Enforcement : Good and bad news
The good news is if you get it right the first time - if you have a valid claim, the correct defendant, you keep the details simple, and have all your witnesses and documents in place - you'll obtain the judgment you want, with minimal cost or hassle. That's the easy part of it.
The bad news is that a small-claims judgment for the claimant does not mean instant cash - or that the claimant will get his or her money at all.
The judgment (Court Order) merely entitles the claimant to enforce the judgment, if the defendant fails to pay within the grace period.
Before the Constitution, hardened debtors could be jailed for failure to pay.
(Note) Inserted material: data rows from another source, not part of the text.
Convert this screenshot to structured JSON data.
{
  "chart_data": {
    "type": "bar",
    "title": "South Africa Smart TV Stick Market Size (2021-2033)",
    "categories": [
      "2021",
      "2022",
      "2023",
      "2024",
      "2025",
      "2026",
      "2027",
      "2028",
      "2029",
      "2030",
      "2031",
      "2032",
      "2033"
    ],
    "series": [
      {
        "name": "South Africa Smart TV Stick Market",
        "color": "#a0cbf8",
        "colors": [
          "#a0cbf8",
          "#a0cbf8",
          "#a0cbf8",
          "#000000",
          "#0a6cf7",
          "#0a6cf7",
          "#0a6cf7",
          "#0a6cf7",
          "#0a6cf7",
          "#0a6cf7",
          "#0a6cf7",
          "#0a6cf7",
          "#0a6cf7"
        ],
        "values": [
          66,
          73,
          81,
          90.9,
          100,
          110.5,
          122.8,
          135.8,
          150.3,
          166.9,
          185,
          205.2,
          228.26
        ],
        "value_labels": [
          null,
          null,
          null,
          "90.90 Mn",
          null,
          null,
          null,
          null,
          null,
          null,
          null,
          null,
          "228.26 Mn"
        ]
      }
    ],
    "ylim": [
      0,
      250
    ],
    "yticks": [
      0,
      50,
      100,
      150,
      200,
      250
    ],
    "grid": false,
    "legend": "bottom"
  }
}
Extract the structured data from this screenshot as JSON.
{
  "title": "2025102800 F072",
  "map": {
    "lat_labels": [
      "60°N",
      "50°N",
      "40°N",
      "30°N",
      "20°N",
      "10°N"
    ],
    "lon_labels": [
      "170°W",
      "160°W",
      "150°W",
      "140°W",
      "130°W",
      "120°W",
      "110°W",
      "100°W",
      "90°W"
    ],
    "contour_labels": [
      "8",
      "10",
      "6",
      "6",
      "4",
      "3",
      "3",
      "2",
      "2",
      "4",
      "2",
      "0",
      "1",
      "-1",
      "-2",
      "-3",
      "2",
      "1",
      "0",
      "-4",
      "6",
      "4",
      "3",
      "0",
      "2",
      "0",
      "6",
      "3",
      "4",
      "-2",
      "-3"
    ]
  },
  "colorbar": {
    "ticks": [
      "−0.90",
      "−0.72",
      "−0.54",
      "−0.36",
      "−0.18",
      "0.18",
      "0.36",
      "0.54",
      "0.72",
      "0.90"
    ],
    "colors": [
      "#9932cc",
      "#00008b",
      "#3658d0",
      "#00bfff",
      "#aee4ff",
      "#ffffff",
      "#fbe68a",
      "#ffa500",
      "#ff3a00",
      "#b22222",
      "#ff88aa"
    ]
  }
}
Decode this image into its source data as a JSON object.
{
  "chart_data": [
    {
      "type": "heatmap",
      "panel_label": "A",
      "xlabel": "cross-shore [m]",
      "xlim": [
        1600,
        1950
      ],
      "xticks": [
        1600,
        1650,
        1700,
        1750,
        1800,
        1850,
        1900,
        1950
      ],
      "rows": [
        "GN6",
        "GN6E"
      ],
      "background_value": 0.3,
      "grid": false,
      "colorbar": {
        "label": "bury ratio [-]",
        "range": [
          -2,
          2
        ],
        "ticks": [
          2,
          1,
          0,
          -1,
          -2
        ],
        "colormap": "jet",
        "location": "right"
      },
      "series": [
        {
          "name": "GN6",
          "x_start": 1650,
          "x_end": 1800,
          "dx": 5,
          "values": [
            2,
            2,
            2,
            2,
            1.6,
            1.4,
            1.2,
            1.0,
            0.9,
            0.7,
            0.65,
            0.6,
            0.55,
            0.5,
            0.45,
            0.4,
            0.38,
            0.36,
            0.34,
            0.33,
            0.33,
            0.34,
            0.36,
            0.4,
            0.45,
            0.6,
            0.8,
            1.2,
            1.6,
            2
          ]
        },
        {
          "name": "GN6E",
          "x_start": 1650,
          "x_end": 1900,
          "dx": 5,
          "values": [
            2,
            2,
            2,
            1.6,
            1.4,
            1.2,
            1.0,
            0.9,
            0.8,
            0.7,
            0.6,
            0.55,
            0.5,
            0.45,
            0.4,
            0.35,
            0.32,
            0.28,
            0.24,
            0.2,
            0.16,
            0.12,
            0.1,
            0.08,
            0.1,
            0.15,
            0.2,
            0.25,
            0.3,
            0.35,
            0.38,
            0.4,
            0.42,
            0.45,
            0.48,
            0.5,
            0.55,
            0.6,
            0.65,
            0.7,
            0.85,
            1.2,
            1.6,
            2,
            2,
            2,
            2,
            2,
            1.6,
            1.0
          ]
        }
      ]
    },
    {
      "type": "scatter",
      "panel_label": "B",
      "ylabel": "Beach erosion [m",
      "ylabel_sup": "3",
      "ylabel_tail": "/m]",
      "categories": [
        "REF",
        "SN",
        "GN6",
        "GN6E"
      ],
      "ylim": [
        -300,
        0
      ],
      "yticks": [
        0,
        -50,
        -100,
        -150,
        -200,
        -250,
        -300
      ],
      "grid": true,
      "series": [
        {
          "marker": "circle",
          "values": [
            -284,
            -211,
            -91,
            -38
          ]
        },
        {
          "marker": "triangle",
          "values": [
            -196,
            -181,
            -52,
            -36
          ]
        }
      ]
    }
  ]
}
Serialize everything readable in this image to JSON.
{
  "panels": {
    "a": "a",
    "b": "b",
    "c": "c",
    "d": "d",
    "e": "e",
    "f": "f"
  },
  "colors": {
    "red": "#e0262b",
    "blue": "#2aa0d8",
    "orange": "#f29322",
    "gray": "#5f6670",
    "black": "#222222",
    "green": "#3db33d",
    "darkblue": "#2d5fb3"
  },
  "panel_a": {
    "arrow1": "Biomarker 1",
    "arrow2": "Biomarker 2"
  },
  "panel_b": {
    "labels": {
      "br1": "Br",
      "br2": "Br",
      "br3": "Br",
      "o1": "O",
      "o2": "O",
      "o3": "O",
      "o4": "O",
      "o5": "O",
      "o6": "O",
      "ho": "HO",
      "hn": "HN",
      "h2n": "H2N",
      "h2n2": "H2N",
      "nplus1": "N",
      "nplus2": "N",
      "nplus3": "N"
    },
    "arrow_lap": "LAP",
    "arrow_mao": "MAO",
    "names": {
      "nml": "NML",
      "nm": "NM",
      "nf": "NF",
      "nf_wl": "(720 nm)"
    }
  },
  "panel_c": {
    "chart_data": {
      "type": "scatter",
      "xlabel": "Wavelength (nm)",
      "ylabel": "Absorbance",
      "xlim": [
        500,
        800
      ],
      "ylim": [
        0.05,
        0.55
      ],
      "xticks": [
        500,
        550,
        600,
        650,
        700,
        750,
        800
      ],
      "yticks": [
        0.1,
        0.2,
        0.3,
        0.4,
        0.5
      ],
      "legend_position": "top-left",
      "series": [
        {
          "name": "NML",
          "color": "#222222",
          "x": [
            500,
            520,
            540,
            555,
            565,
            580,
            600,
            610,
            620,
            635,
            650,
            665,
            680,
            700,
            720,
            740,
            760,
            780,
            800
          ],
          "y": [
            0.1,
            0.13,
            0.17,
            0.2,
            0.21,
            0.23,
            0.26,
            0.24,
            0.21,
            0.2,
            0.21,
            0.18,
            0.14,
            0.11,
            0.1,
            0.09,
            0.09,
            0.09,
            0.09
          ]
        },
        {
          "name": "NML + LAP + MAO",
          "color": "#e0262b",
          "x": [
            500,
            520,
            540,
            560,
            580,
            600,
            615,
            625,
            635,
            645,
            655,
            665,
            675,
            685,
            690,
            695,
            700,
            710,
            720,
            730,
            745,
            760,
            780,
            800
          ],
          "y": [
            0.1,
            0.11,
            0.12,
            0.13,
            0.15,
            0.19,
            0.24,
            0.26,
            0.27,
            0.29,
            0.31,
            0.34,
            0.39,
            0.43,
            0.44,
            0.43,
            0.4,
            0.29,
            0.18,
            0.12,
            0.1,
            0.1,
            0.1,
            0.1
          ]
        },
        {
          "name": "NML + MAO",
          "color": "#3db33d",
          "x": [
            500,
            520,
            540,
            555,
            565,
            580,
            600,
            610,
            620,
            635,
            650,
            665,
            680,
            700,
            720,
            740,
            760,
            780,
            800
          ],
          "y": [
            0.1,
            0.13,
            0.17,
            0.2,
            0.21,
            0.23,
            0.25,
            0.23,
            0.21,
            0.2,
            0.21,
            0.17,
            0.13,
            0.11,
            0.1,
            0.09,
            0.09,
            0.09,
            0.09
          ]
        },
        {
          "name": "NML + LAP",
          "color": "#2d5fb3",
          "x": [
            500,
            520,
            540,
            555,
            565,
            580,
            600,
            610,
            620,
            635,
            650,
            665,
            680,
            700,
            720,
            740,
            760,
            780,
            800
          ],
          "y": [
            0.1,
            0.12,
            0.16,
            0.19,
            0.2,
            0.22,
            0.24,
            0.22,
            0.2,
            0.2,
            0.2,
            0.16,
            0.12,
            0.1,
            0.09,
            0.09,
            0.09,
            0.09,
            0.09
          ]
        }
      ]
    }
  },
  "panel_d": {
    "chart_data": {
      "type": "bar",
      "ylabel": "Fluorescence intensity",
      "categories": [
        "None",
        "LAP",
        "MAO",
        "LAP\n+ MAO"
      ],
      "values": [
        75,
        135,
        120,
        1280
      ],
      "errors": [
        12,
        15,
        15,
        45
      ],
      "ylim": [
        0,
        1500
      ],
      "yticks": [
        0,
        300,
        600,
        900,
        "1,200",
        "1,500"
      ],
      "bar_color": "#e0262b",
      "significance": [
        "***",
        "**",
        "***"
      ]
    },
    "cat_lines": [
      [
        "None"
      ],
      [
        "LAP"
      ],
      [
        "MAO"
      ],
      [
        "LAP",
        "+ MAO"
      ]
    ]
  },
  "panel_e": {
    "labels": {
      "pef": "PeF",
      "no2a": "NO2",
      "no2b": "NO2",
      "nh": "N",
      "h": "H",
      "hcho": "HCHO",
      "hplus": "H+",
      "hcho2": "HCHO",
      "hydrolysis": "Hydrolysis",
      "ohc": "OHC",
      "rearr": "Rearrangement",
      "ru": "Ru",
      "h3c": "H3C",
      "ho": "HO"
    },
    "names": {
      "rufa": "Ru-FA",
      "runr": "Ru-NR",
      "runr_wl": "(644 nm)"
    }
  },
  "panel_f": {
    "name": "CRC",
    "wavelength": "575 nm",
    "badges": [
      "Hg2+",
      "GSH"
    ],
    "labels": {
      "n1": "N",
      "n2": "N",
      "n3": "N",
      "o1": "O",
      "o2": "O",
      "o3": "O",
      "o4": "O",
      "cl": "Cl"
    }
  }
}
Our sheriffs have many stories to tell about debtors who somehow managed to find the money they owed - sometimes seconds before the jail doors slammed closed behind them.
This is no longer possible, as the practice of jailing people for debt is now unconstitutional.
This has turned the enforcement of Civil Judgments into a costly nightmare, if the debtor fails to cough up.
Worse, if the debtor disappears, as often happens, the services of lawyers and tracing agents to locate him or her may leave you badly out of pocket.
Alas, if the debtor fails to satisfy the judgment, there is nothing more that the small-claims system can do for you.
If you nevertheless wish to pursue the matter, it has to be transferred from the Small Claims Administration to the costly civil courts.
You will then have to obtain a document known as a Writ of Execution against Moveable Property at legal stationers.
As a final gesture of goodwill, the Small Claims Administration will help you complete the document, and you then take it to the Sheriff (as with the summons).
If you have managed to locate the defendant, the Writ empowers the sheriff to seize any attachable property belonging to him or her, and the sheriff's fee for this is in the region of R120 - a sharp increase from the plus-minus R40 it cost to serve the summons.
If the sheriff is able to seize sufficient movables to cover your claim plus his own fees, your troubles are over.Warning: You are now in the realm of the ordinary civil court - no longer the user-friendly, inexpensive small claims system.
To enforce the small-claims judgment via the ordinary civil courts (especially if the defendant has disappeared, or owns nothing that is attachable) involves costly legal expertise and tracing fees - completely out of proportion to your claim, and with little prospect of recovering your costs.
If you find yourself in this predicament, it may be wise, at this stage, to abandon your claim, and to write off your loss to one of life's unfortunate experiences.